Over the years, McMurrin developed a super-funky, soulful style of blues that won the attention of the world-famous Tower of Power. Their horns can be heard on McMurrin’s 1986 self-titled album recorded at Salty Dog Studios in Los Angeles.
Right after that album, McMurrin formed The Demolition Band to take the songs on the road. They’ve since played countless shows throughout the corridor.
Longtime collaborator Dan Johnson, a bassist, is another career musician who first saw McMurrin perform in the late 60s. “Dennis was in a band called ‘The Travel Agency’ and this is before I even was playing. He was doing stuff on the guitar I’d really never seen. Dennis was the first guy that I’m just going, ‘what is he doing on that guitar?’”

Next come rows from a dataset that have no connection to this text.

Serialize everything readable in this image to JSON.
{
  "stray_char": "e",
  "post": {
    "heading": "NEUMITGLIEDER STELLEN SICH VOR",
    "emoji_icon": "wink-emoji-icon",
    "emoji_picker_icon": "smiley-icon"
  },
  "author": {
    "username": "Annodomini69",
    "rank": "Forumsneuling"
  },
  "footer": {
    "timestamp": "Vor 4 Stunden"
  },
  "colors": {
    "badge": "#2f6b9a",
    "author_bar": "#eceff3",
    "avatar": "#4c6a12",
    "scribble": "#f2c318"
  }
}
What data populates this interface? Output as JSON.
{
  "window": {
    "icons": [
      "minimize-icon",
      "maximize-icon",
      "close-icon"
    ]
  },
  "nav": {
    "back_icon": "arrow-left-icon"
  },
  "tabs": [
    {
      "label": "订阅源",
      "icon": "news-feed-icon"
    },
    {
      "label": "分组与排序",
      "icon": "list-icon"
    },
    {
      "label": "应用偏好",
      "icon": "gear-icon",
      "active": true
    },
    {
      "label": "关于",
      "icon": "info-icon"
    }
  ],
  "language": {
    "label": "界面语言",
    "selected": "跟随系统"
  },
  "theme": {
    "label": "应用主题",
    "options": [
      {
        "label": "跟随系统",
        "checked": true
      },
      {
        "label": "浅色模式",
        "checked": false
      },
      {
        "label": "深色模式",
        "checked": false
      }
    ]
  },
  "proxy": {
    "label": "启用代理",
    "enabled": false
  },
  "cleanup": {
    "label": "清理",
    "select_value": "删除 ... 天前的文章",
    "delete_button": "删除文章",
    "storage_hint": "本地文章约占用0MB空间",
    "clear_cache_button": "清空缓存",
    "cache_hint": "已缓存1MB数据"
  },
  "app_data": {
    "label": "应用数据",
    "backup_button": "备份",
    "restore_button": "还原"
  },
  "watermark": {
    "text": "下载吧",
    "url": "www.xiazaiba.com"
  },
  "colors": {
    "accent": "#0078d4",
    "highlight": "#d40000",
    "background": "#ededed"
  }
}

That guitar is the same Gibson McMurrin’s been playing since age 11. “I still remember getting it,” McMurrin recalled fondly. He actually still has the bill of sale from 1964.
And while he’s never given the guitar a nickname like B.B. King’s “Lucille,” He does have his own which he said came by chance thirty years ago on the streets of Iowa City. “A carload full of guys, college kids come by and (shouting) ‘Hey, hey great show last night daddy-o!’ That stuck like crazy.”
“The nickname Daddy-O is so apropos to his personality,” said Nick Stika, a member of the Iowa Rock ‘n Roll Music Association’s board of directors who nominated Daddy-O for IRRMA’s Hall of Fame. “Talking to him on the phone was a riot when I got to call him up and tell him he was being inducted. He was excited about it but in that Daddy-O kind of way; ‘Ah, yeah man, that’s cool.’ You know, just the way he presents himself.”
Added Johnson,“The old, poor beatnik musician, it just really embodies him.”
Johnson said McMurrin also embodies style, originality and improvisation—all the elements needed to preserve music as an art form. “As far as the Rock ‘n Roll Hall of Fame goes, there’s this small percentage of guys that are in there that truly, truly deserve to be in there…and Daddy-O is one of ‘em.”
“Just the influence that he’s got with all the musicians around this area,” explained Stika about McMurrin’s qualifications for recognition. “The influence he’s had on everybody to pick up the guitar and go out there and do it.”
“We had a recent gig here at Parlor City with Ron DeWitte,” recalled McMurrin about one of his favorite shows. Terry Lawless showed up. He was on Saturday Night Live the night before, literally he was in New York City. Huge show.”
And Daddy-O says, at 64, he’ll keep doing shows because he still loves it and the phone still rings.
“People keep calling, you know? Come play, so…that’s it.”